Why CKI Mattress Encasements
Recommended by the Environmental Protection Agency (EPA), The National Pest Management Association (NPMA) and leading bed bug authorities and entomologists, encasing your mattress and box spring is perhaps the most cost effective, proactive step a property manager can make to limit your exposure and reduce the risk of bed bug Infestations.
CKI’s Slumbershield™ 360° And Sleep Defender® line of mattress, box spring and pillow encasements create a inhospitable environment for bed bugs that not only starve and kill-off any existing infestations in the mattress and box spring, they have also been scientifically tested to prevent any future infestations from getting into the mattress or box spring. Featuring a cool, breathable, poly-satin material, our mattress and pillow encasements provide additional protection against liquids, stains, allergens, molds, & mildew, and are specifically designed to meet the rigorous demand of the hospitality industry.

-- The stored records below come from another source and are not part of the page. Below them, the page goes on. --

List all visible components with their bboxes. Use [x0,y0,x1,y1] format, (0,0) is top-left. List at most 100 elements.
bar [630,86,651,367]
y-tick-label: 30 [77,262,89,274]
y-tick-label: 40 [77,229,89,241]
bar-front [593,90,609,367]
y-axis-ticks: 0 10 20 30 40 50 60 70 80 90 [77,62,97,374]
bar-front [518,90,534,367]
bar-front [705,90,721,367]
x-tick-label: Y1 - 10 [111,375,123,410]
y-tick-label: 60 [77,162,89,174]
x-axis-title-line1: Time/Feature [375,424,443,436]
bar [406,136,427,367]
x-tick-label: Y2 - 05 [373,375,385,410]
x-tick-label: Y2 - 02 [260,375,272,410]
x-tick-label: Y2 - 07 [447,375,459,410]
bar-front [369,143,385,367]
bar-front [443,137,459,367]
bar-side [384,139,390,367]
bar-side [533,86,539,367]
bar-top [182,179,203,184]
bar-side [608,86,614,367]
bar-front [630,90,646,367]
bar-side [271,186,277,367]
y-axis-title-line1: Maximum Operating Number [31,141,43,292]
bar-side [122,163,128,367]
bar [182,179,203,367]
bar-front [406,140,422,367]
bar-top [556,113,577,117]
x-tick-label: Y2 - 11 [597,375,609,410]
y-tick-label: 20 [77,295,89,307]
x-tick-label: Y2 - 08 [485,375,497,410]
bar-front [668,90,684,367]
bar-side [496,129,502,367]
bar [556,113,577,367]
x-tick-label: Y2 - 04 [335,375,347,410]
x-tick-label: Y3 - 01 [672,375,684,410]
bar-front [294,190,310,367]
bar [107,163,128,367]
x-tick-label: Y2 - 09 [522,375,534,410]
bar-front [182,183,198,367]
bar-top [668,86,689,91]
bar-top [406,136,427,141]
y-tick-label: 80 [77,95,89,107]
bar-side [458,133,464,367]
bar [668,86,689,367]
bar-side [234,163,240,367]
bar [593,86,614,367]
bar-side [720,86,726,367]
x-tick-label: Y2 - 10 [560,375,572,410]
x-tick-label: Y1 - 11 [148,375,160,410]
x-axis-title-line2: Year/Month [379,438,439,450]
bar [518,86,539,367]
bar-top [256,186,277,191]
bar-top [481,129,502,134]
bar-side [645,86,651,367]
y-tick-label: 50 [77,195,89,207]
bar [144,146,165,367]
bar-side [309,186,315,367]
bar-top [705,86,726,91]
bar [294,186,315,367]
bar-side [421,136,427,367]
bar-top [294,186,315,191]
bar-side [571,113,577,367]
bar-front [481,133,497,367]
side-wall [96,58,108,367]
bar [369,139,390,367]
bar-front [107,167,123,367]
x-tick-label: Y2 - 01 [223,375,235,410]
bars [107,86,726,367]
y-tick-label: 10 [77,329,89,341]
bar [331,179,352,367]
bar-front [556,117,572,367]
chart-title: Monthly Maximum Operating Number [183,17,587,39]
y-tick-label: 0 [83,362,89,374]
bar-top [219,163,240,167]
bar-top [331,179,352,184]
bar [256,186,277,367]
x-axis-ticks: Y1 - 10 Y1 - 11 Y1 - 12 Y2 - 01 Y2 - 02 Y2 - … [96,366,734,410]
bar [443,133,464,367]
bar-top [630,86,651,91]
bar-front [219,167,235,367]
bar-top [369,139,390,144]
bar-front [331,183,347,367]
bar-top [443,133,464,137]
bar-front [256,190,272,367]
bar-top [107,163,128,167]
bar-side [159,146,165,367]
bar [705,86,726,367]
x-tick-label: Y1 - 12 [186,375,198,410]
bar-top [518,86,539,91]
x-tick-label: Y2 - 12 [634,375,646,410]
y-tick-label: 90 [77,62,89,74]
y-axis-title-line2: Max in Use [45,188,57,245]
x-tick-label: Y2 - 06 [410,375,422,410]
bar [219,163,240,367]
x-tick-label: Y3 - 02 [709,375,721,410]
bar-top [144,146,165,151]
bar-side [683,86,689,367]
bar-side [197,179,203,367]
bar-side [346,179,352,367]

Moreover, many encasements on the market are only designed for the consumer market and will not hold up to industrial washing/drying temperatures rendering their protective properties useless. CKI’s mattress and pillow encasements feature the industry’s best, high-temperature polyurethane barrier able to withstand washing and drying temperatures of up to 160°. Likewise, our Sleep Defender 2X box spring encasement provides a double layer of protection and durability that greatly reduces the risk of ripping or tearing during installation and use. The Slumbershield 360° and Sleep Defender mattress encasements also save on labor and laundry costs with a lightweight, compact design that features a unique partial (Sleep Defender EZ3) or full removable top for easy, hassle-free installation, removal and care.
All CKI encasement also serve as useful tools in aiding in the early detection of bed bugs. By encasing the mattress and box spring, the bug’s access to the numerous areas in the mattress and box spring where they chose to nest and lay egg is eliminated, and they are restricted to the smooth, white, even exterior of the encasement where signs of the bed bugs, such as fecal spotting and shedded skins are quickly and easily detected increasing the efficiency and effectiveness of any internal or professional inspection protocol.